Je suis au pied du mur et il faudra bien que j’honore ma part du contrat avec les Simones, avec Katia surtout qui m’a appelée il y a quelques jours et qui va me venir en aide pour finaliser mon projet d’installation. Avec Françoise qui m’a également appelée de Bretagne pour poser les dates accrochages, vernissage décrochage.

On pose le cadre c’est bien.

C’est si peu en fait cette exposition…. C’est juste quelque chose qui me tient à cœur mais qui n’a d’importance que pour moi. Je réfléchis constamment à la place de l’artiste dans le monde. Nous sommes sur la crête des vagues houleuses à en observer les nuances retranscrire les transparences, nous sommes des observateurs. Mais finalement nous ne changeons rien …

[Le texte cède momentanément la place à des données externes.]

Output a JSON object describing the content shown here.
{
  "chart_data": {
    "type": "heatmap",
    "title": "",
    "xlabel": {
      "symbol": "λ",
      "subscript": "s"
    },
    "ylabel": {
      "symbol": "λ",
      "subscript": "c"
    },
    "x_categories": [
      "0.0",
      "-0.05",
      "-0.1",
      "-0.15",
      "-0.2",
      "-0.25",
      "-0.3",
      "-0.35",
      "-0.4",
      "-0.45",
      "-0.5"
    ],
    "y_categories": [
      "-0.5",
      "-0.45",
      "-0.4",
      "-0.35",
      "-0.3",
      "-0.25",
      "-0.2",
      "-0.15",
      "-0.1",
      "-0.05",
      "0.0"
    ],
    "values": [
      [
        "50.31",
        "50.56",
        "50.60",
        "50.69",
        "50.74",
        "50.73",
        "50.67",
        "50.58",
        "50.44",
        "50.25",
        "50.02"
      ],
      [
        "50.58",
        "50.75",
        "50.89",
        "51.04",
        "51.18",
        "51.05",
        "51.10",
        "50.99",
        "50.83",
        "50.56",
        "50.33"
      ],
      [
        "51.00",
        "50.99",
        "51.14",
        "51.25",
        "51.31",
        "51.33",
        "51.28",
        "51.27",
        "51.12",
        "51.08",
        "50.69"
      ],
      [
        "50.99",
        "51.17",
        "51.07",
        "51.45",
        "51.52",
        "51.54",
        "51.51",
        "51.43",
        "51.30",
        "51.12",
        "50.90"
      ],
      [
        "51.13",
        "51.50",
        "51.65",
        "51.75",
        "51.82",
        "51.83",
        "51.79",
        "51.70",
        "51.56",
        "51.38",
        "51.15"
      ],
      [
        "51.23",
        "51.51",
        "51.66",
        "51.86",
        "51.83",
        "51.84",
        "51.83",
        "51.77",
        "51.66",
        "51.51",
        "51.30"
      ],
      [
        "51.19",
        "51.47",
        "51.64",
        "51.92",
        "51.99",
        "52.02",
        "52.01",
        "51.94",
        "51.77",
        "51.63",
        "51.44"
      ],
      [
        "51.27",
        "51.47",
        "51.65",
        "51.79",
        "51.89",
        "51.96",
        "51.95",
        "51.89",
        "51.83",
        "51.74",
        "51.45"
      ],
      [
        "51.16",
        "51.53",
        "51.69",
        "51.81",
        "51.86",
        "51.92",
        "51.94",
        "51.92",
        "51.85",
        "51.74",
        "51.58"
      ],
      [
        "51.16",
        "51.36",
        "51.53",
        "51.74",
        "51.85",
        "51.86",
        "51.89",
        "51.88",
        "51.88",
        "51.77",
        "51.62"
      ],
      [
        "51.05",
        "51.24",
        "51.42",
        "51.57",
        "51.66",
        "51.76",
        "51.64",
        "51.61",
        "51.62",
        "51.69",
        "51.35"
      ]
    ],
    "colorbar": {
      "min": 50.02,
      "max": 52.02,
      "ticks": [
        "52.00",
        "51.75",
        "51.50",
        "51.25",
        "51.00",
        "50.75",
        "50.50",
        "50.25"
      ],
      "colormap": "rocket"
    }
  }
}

J’aurais aimé faire quelque chose d’utile, le monde va si mal et j’ai peur pas pour moi j’ai bien vécu mais pour ma fille est ses acolytes … Je n’arrive pas à « oublier » je n’arrive pas à me dire:  » tu exposes enfin ça fait 18 ans que cela n’est pas arrivé, c’est ce que tu attendais non, c’est génial ?!! »…. Oui oui c’est ce que j’attendais, et c’est bien non c’est plus que bien , c’est le but ultime de mon travail journalier solitaire. Mais je sais aussi que c’est vain. Il faut garder les pieds sur terre, le souci de la réalité.

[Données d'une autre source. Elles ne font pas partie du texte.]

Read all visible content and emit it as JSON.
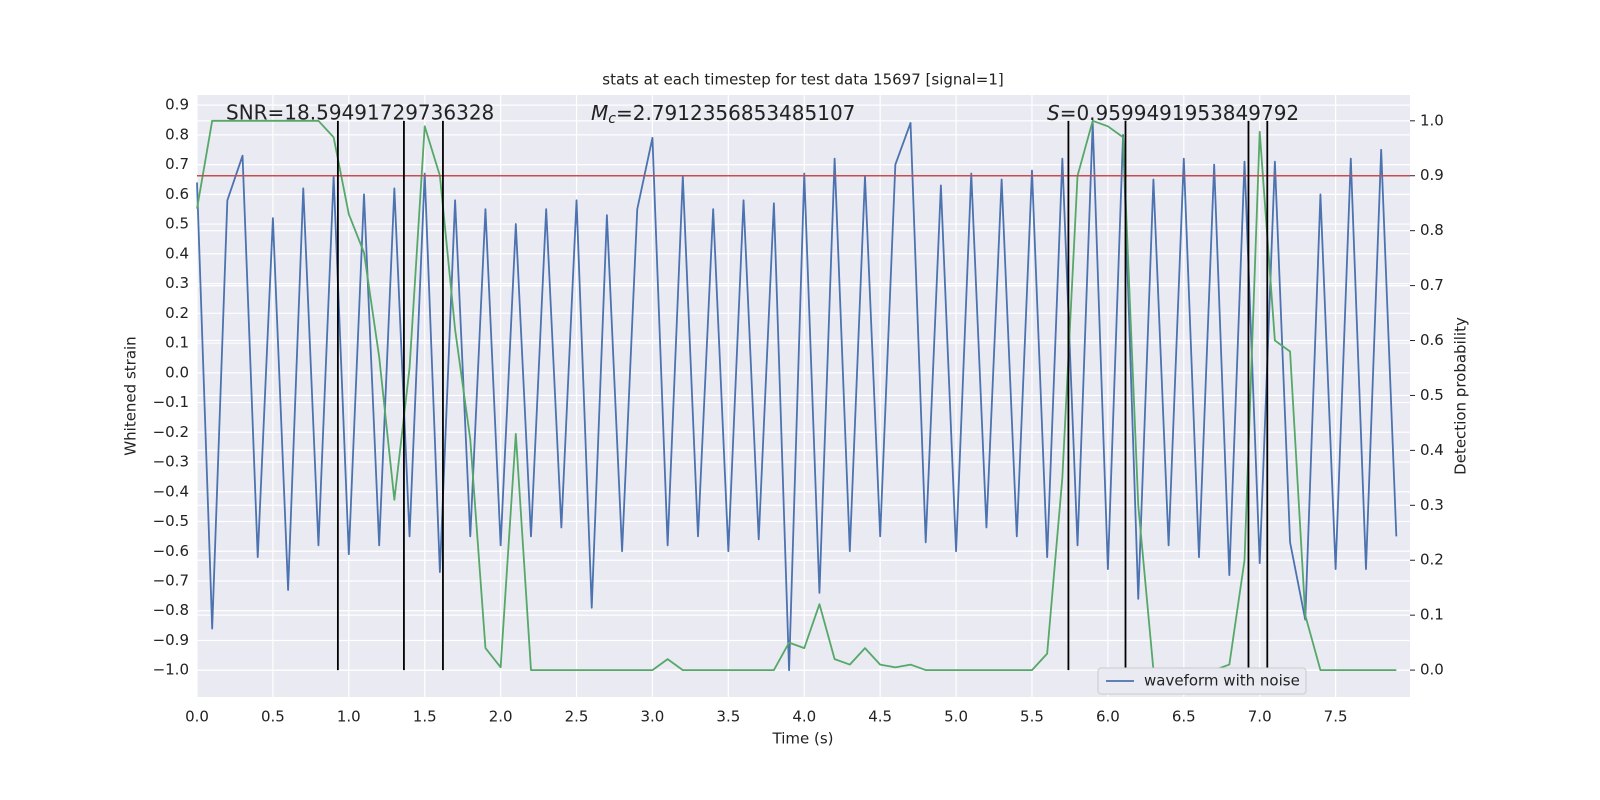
{
  "chart_data": {
    "type": "line",
    "title": "stats at each timestep for test data 15697 [signal=1]",
    "xlabel": "Time (s)",
    "ylabel": "Whitened strain",
    "y2label": "Detection probability",
    "annotations": [
      {
        "text": "SNR=18.59491729736328"
      },
      {
        "symbol": "M",
        "subscript": "c",
        "text": "=2.7912356853485107"
      },
      {
        "symbol": "S",
        "text": "=0.9599491953849792"
      }
    ],
    "x": [
      0.0,
      0.1,
      0.2,
      0.3,
      0.4,
      0.5,
      0.6,
      0.7,
      0.8,
      0.9,
      1.0,
      1.1,
      1.2,
      1.3,
      1.4,
      1.5,
      1.6,
      1.7,
      1.8,
      1.9,
      2.0,
      2.1,
      2.2,
      2.3,
      2.4,
      2.5,
      2.6,
      2.7,
      2.8,
      2.9,
      3.0,
      3.1,
      3.2,
      3.3,
      3.4,
      3.5,
      3.6,
      3.7,
      3.8,
      3.9,
      4.0,
      4.1,
      4.2,
      4.3,
      4.4,
      4.5,
      4.6,
      4.7,
      4.8,
      4.9,
      5.0,
      5.1,
      5.2,
      5.3,
      5.4,
      5.5,
      5.6,
      5.7,
      5.8,
      5.9,
      6.0,
      6.1,
      6.2,
      6.3,
      6.4,
      6.5,
      6.6,
      6.7,
      6.8,
      6.9,
      7.0,
      7.1,
      7.2,
      7.3,
      7.4,
      7.5,
      7.6,
      7.7,
      7.8,
      7.9
    ],
    "series": [
      {
        "name": "waveform with noise",
        "color": "#4c72b0",
        "values": [
          0.64,
          -0.86,
          0.58,
          0.73,
          -0.62,
          0.52,
          -0.73,
          0.62,
          -0.58,
          0.66,
          -0.61,
          0.6,
          -0.58,
          0.62,
          -0.55,
          0.67,
          -0.67,
          0.58,
          -0.55,
          0.55,
          -0.58,
          0.5,
          -0.55,
          0.55,
          -0.52,
          0.58,
          -0.79,
          0.53,
          -0.6,
          0.55,
          0.79,
          -0.58,
          0.66,
          -0.55,
          0.55,
          -0.6,
          0.58,
          -0.56,
          0.57,
          -1.0,
          0.67,
          -0.74,
          0.72,
          -0.6,
          0.66,
          -0.55,
          0.7,
          0.84,
          -0.57,
          0.63,
          -0.6,
          0.67,
          -0.52,
          0.65,
          -0.55,
          0.68,
          -0.62,
          0.72,
          -0.58,
          0.84,
          -0.66,
          0.8,
          -0.76,
          0.65,
          -0.58,
          0.72,
          -0.62,
          0.7,
          -0.68,
          0.71,
          -0.64,
          0.71,
          -0.57,
          -0.83,
          0.6,
          -0.66,
          0.72,
          -0.66,
          0.75,
          -0.55
        ]
      },
      {
        "color": "#55a868",
        "axis": "y2",
        "values": [
          0.84,
          1.0,
          1.0,
          1.0,
          1.0,
          1.0,
          1.0,
          1.0,
          1.0,
          0.97,
          0.83,
          0.76,
          0.57,
          0.31,
          0.55,
          0.99,
          0.9,
          0.62,
          0.42,
          0.04,
          0.005,
          0.43,
          0.0,
          0.0,
          0.0,
          0.0,
          0.0,
          0.0,
          0.0,
          0.0,
          0.0,
          0.02,
          0.0,
          0.0,
          0.0,
          0.0,
          0.0,
          0.0,
          0.0,
          0.05,
          0.04,
          0.12,
          0.02,
          0.01,
          0.04,
          0.01,
          0.005,
          0.01,
          0.0,
          0.0,
          0.0,
          0.0,
          0.0,
          0.0,
          0.0,
          0.0,
          0.03,
          0.35,
          0.9,
          1.0,
          0.99,
          0.97,
          0.3,
          0.0,
          0.0,
          0.0,
          0.0,
          0.0,
          0.01,
          0.2,
          0.98,
          0.6,
          0.58,
          0.1,
          0.0,
          0.0,
          0.0,
          0.0,
          0.0,
          0.0
        ]
      }
    ],
    "threshold": 0.9,
    "threshold_color": "#c44e52",
    "vlines": [
      0.928,
      1.363,
      1.62,
      5.74,
      6.116,
      6.926,
      7.05
    ],
    "vline_span": [
      0,
      1
    ],
    "vline_color": "#000000",
    "xlim": [
      0,
      7.99
    ],
    "xticks": [
      {
        "value": 0,
        "label": "0.0"
      },
      0.5,
      {
        "value": 1,
        "label": "1.0"
      },
      1.5,
      {
        "value": 2,
        "label": "2.0"
      },
      2.5,
      {
        "value": 3,
        "label": "3.0"
      },
      3.5,
      {
        "value": 4,
        "label": "4.0"
      },
      4.5,
      {
        "value": 5,
        "label": "5.0"
      },
      5.5,
      {
        "value": 6,
        "label": "6.0"
      },
      6.5,
      {
        "value": 7,
        "label": "7.0"
      },
      7.5
    ],
    "ylim": [
      -1.09,
      0.934
    ],
    "yticks": [
      0.9,
      0.8,
      0.7,
      0.6,
      0.5,
      0.4,
      0.3,
      0.2,
      0.1,
      {
        "value": 0,
        "label": "0.0"
      },
      {
        "value": -0.1,
        "label": "−0.1"
      },
      {
        "value": -0.2,
        "label": "−0.2"
      },
      {
        "value": -0.3,
        "label": "−0.3"
      },
      {
        "value": -0.4,
        "label": "−0.4"
      },
      {
        "value": -0.5,
        "label": "−0.5"
      },
      {
        "value": -0.6,
        "label": "−0.6"
      },
      {
        "value": -0.7,
        "label": "−0.7"
      },
      {
        "value": -0.8,
        "label": "−0.8"
      },
      {
        "value": -0.9,
        "label": "−0.9"
      },
      {
        "value": -1,
        "label": "−1.0"
      }
    ],
    "y2lim": [
      -0.049,
      1.047
    ],
    "y2ticks": [
      {
        "value": 0,
        "label": "0.0"
      },
      0.1,
      0.2,
      0.3,
      0.4,
      0.5,
      0.6,
      0.7,
      0.8,
      0.9,
      {
        "value": 1,
        "label": "1.0"
      }
    ],
    "grid": true,
    "legend": "lower right"
  }
}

Juste un grain dans l’univers Carolina , n’oublie jamais.

VDf … J’ai cherché un autre nom et rien ne vient alors j’abandonne et je garde VDf, ce sont des initiales avec des majuscules et une minuscule, c’est moche neutre et signifiant. Cela me convient. Et puis il y a le nom de l’artiste posée sur l’affiche lequel choisir : Carolina Diomandé, Carolina Diomandé la peintresse Ka ou Peintresse Ka tout court?

Si je choisis Peintresse Ka je désobéis à l’injonction paternelle du Grand Rêve ….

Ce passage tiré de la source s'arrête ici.